Сергей Генрихович ткнул указательным пальцем в потолок.

– А вот, предположим, среди ваших приятелей оказался бы некто, работающий охранником. По имени, скажем, Олег. Но кроме того, кем он работает, вы бы знали о нем множество подробностей: что он живет со своей бабушкой, каждый день выгуливает таксу, что он любит цыганские романсы, а когда волнуется, запинается на букве «к». Так вот, если бы вы хорошо представляли себе этого человека и вам пришлось про него рассказывать, как бы вы его называли: охранником или Олегом?

– Олегом, – ответила Альбина. – Кстати, у меня есть такса, ее зовут Герда.

– Чудесно. Итак, имя лучше ассоциируется с личными качествами, чем профессия. Что и требовалось доказать. Поэтому римский юрист предлагает произвести расследование и выяснить, знал ли покойный миланец своих работников по именам. Если знал, нужно распределять рабов по имени, если не знал – по профессии.
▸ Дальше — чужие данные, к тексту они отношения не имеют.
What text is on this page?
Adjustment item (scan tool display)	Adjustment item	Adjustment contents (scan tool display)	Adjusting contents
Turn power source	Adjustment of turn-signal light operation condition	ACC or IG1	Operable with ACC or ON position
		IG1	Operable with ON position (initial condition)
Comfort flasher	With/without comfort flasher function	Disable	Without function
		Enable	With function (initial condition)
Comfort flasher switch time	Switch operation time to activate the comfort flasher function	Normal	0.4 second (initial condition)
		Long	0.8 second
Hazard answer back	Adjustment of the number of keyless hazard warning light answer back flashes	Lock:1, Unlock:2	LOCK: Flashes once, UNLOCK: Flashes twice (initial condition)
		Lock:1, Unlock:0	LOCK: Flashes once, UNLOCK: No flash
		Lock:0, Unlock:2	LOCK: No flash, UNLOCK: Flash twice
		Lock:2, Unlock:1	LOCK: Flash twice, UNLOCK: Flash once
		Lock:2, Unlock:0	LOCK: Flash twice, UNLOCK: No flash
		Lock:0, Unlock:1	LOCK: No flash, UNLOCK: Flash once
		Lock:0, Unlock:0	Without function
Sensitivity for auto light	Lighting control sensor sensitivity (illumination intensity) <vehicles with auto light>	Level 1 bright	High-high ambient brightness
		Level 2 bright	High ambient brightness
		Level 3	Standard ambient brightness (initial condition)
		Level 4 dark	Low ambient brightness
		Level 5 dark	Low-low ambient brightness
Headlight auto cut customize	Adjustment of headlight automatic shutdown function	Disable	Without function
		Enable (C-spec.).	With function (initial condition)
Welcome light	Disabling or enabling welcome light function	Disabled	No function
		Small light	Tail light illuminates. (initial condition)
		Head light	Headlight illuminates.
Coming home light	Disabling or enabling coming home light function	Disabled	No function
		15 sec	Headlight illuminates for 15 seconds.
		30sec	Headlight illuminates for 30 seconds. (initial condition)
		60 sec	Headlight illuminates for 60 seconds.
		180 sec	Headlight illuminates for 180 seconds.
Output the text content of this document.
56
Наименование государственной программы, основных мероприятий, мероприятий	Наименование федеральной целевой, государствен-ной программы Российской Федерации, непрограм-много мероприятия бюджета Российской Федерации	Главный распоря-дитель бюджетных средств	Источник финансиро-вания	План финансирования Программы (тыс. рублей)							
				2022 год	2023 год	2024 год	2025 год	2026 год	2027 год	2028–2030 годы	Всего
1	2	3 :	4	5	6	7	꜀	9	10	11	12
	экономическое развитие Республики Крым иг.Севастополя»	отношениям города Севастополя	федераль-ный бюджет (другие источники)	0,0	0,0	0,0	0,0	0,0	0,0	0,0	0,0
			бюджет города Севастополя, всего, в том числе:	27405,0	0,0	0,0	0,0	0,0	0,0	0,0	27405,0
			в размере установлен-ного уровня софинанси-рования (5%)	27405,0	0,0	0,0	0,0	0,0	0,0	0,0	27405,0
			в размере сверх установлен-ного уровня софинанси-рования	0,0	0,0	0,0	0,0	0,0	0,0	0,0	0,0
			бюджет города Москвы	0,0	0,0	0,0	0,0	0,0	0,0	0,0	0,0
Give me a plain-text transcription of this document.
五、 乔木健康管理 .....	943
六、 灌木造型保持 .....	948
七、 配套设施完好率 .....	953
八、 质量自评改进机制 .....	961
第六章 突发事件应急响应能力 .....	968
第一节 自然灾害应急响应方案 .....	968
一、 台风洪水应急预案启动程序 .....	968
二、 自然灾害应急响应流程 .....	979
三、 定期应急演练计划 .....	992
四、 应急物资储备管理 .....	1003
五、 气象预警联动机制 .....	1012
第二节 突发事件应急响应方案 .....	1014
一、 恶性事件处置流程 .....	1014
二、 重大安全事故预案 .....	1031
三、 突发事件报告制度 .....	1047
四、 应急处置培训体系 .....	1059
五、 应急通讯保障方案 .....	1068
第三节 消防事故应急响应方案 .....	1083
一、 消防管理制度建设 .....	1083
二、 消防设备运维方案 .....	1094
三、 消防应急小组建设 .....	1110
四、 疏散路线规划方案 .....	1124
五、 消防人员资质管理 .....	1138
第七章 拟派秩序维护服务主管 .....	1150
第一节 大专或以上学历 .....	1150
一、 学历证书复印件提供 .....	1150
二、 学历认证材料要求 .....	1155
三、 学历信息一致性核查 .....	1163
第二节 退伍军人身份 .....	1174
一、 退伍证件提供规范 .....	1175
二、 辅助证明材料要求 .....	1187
– К-к-как это прек-к-к-красно, – ответил Тимофей Рычков, шут гороховый.

Идя на работу, Тагерт ежедневно облачался в костюм преподавателя, следил за преподавательской осанкой, диктовал лекторским голосом, давал задания, проверял контрольные. При этом не было ни единого дня, когда он признал бы себя настоящим преподавателем. Возможно, это объяснялось тем, что Сергей Генрихович оказался на кафедре в год окончания университета. А поскольку большинство его студентов тогда были заочниками и вечерниками, давно работающими и семейными людьми, новоиспеченный учитель оказался младше своих учеников.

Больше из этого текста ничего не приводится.